MaplePitch Logo

Carlos Queiroz Names 28-Man Squad for Ghana's World Cup Preparation

The World Cup countdown has started for the Black Stars, and Carlos Queiroz has made his first big move. The head coach has named a 28-man squad for Ghana’s preparation camp and the high-profile friendly against Wales in Cardiff, a camp that will double as an audition for places on the plane to North America.

The group is loaded: five goalkeepers, nine defenders, seven midfielders and seven forwards. Enough bodies to test ideas, enough quality to sharpen edges.

Camp opened on Monday, May 25, 2026, with the squad settling into Dragon Park in Cardiff. The work begins there, behind closed doors, before the lights come on at the Cardiff City Stadium on Tuesday, June 2, when Wales provide the first serious examination of Queiroz’s plans.

Familiar Faces Return

The headline name on the list is Baba Abdul Rahman. The Greece-based defender is back in the national team picture for the first time since September 2023. He hasn’t slipped in through sentiment. He’s forced the door open.

Rahman has put together a strong season with PAOK, clocking 35 appearances, three goals and three assists across all competitions. For a former Chelsea left back who has ridden the highs and lows of European football, this recall feels like a reward for persistence as much as form.

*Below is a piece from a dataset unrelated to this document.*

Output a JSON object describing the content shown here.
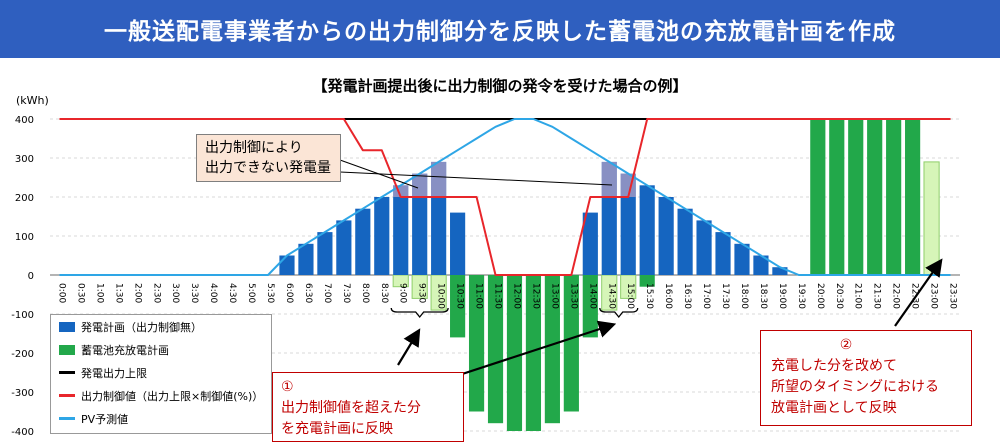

On the opposite flank of the pitch, another comeback story. Ernest Nuamah, the Olympique Lyon winger, returns after almost a year out. An anterior cruciate ligament injury robbed him of more than 12 months of football and halted his rise just as it was gathering speed. Now he is back to full fitness, back in the squad, and back in contention at exactly the moment Ghana need attacking variety.

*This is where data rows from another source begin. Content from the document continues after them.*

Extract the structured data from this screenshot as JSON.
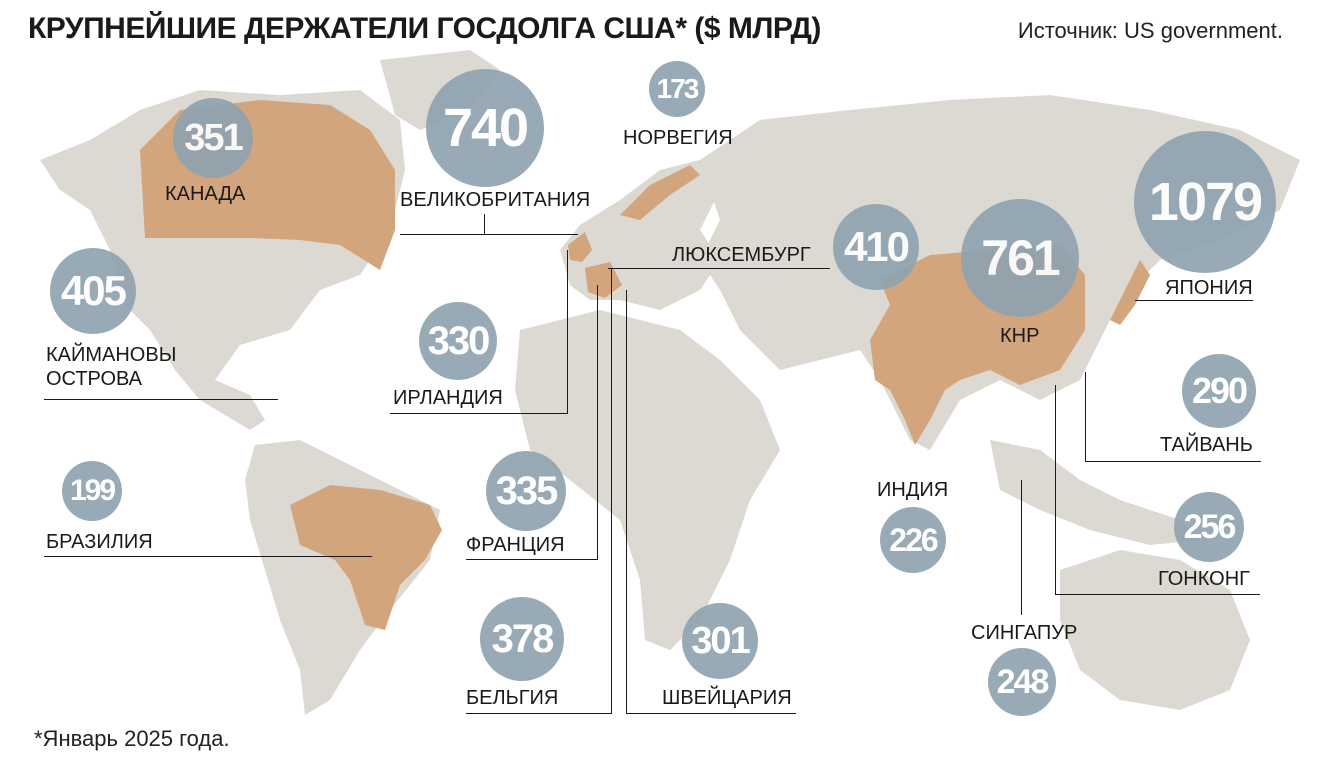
{
  "title": "КРУПНЕЙШИЕ ДЕРЖАТЕЛИ ГОСДОЛГА США* ($ МЛРД)",
  "source": "Источник: US government.",
  "footnote": "*Январь 2025 года.",
  "colors": {
    "bubble": "#8fa3b0",
    "highlight": "#d2a57c",
    "land": "#dcd9d2"
  },
  "holders": [
    {
      "id": "japan",
      "name": "ЯПОНИЯ",
      "value": 1079
    },
    {
      "id": "china",
      "name": "КНР",
      "value": 761
    },
    {
      "id": "uk",
      "name": "ВЕЛИКОБРИТАНИЯ",
      "value": 740
    },
    {
      "id": "luxembourg",
      "name": "ЛЮКСЕМБУРГ",
      "value": 410
    },
    {
      "id": "cayman",
      "name": "КАЙМАНОВЫ ОСТРОВА",
      "value": 405
    },
    {
      "id": "belgium",
      "name": "БЕЛЬГИЯ",
      "value": 378
    },
    {
      "id": "canada",
      "name": "КАНАДА",
      "value": 351
    },
    {
      "id": "france",
      "name": "ФРАНЦИЯ",
      "value": 335
    },
    {
      "id": "ireland",
      "name": "ИРЛАНДИЯ",
      "value": 330
    },
    {
      "id": "switzerland",
      "name": "ШВЕЙЦАРИЯ",
      "value": 301
    },
    {
      "id": "taiwan",
      "name": "ТАЙВАНЬ",
      "value": 290
    },
    {
      "id": "hongkong",
      "name": "ГОНКОНГ",
      "value": 256
    },
    {
      "id": "singapore",
      "name": "СИНГАПУР",
      "value": 248
    },
    {
      "id": "india",
      "name": "ИНДИЯ",
      "value": 226
    },
    {
      "id": "brazil",
      "name": "БРАЗИЛИЯ",
      "value": 199
    },
    {
      "id": "norway",
      "name": "НОРВЕГИЯ",
      "value": 173
    }
  ]
}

The list of returnees does not stop there. Abdul Mumin of Rayo Vallecano is also included after his own long layoff with an ACL injury. Saint-Étienne midfielder Augustine Boakye is recalled, bringing energy and drive from the middle of the park, while Stade Rennes defender Alidu Seidu re-enters the frame to stiffen the defensive options.

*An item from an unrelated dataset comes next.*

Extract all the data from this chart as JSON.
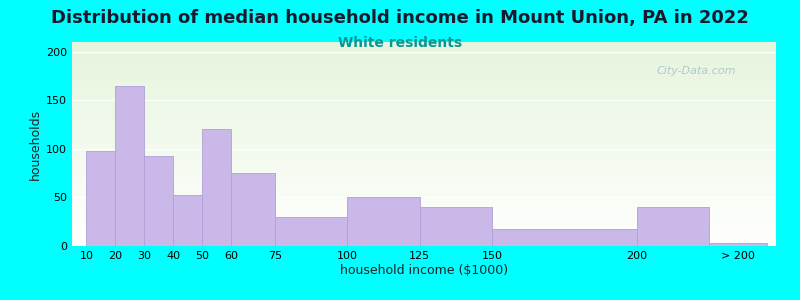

These are not cosmetic changes. They reshape the spine and widen the choices at both ends of the pitch.

A Look to the Future

Amid the familiar names, one selection points clearly to the future. Ajax Amsterdam youngster Paul Reverson has been handed a call-up at just 20 years old.

Reverson has impressed for Ajax’s youth side in the Netherlands, and Queiroz has moved early. This is not a token invitation. The coaching staff want a closer look, with a long-term view. Cardiff will be his classroom, the senior squad his first taste of the standards required at this level.

Wales First, World Stage Next

The entire squad will assemble in Cardiff on Monday, May 25, 2026, using the Welsh capital as a launchpad for a year that could redefine this group.

The friendly against Wales is more than a warm-up. It is a measuring stick. A chance to test combinations, to see how Rahman slots back in, how Nuamah’s sharpness holds up, how the returning defenders cope under pressure, and whether a youngster like Reverson can handle the tempo.

All of it feeds into the bigger picture: the 2026 FIFA World Cup in Canada, Mexico and the United States.

Ghana’s path is already mapped out. The Black Stars open their Group L campaign against Panama in Toronto. Then come the heavyweight clashes: England in Boston, Croatia in Philadelphia. Three cities, three very different tests, one unforgiving group.

Every sprint at Dragon Park, every touch against Wales, carries that backdrop. Queiroz now has his 28 for camp. The question is simple and sharp: which of them will convince him they belong on the world’s biggest stage when Ghana walk out in Toronto?